Rosy analyst coverage aside, Microsoft is not sitting idly by on the operational front as well. As of last week, the company is currently in a multi-year strategic partnership with BHP Group (NYSE: BHP), one of the largest natural resource companies in the world. According to Microsoft, BHP will transition up to 17,500 TB of data to its Azure platform. By facilitating this, Microsoft aims to improve the safety, productivity, and sustainability of BHP’s frontline operations across its global portfolio. Does all this make MSFT stock a top cloud stock for you?

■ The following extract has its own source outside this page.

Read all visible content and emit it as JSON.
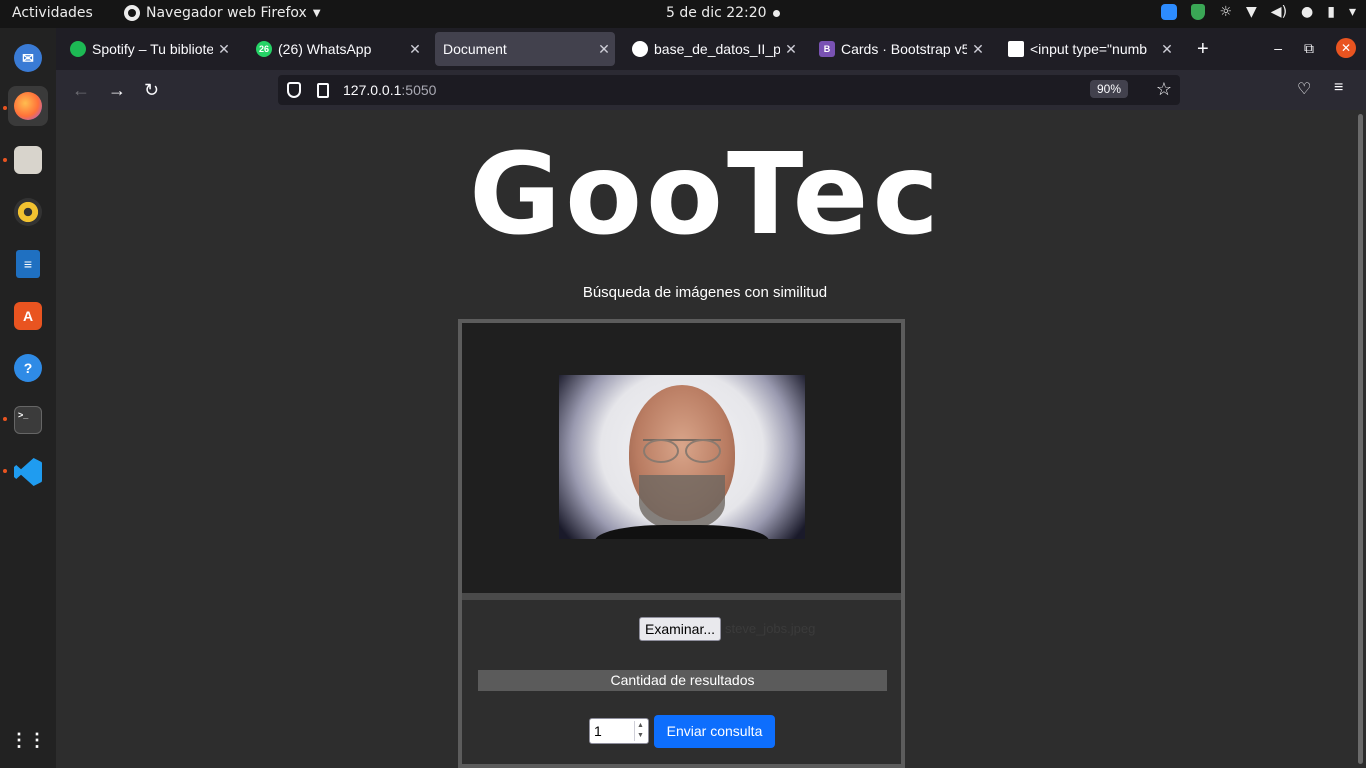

Following that, we have leading enterprise cloud applications provider, Workday Inc. For the uninitiated, the company identifies as an on-demand financial and human capital management software vendor. In our tech-based world today, Workday’s finance and human resources-based solutions remain viable. While digital offices are more prominent, these two factors still need to be properly managed. This would be where Workday comes into play. According to Workday, its services are currently being used by thousands of global organizations across industries, including over 45% of the Fortune 500.
Sure, WDAY stock may be lagging behind the broader market in terms of year-to-date gains. Regardless, the company continues to aid customers across varying industries. Earlier this month, Workday revealed that several health care organizations currently rely on its supply chain management solutions. Among these new adopters is Bon Secours Mercy Health, a health care operation company. Bon Secours chief supply chain officer, Dan Hurry had this to say, “Workday provides the real-time reporting and mobile capabilities that give us the insights and efficiencies we need to both improve supply chain operations and reduce friction for patient-facing staff, helping us to retain top talent and deliver unmatched patient care.”
Moreover, the company is also planning to expand its Workday Payroll services towards the Australian and German markets. According to Workday, this move will likely be completed by the year 2023. Not to mention, the company also saw its cloud-based financial management deployments jump by over 40% year-over-year throughout its fiscal year 2021. With Workday seemingly firing on all cylinders, will you be adding WDAY stock to your portfolio?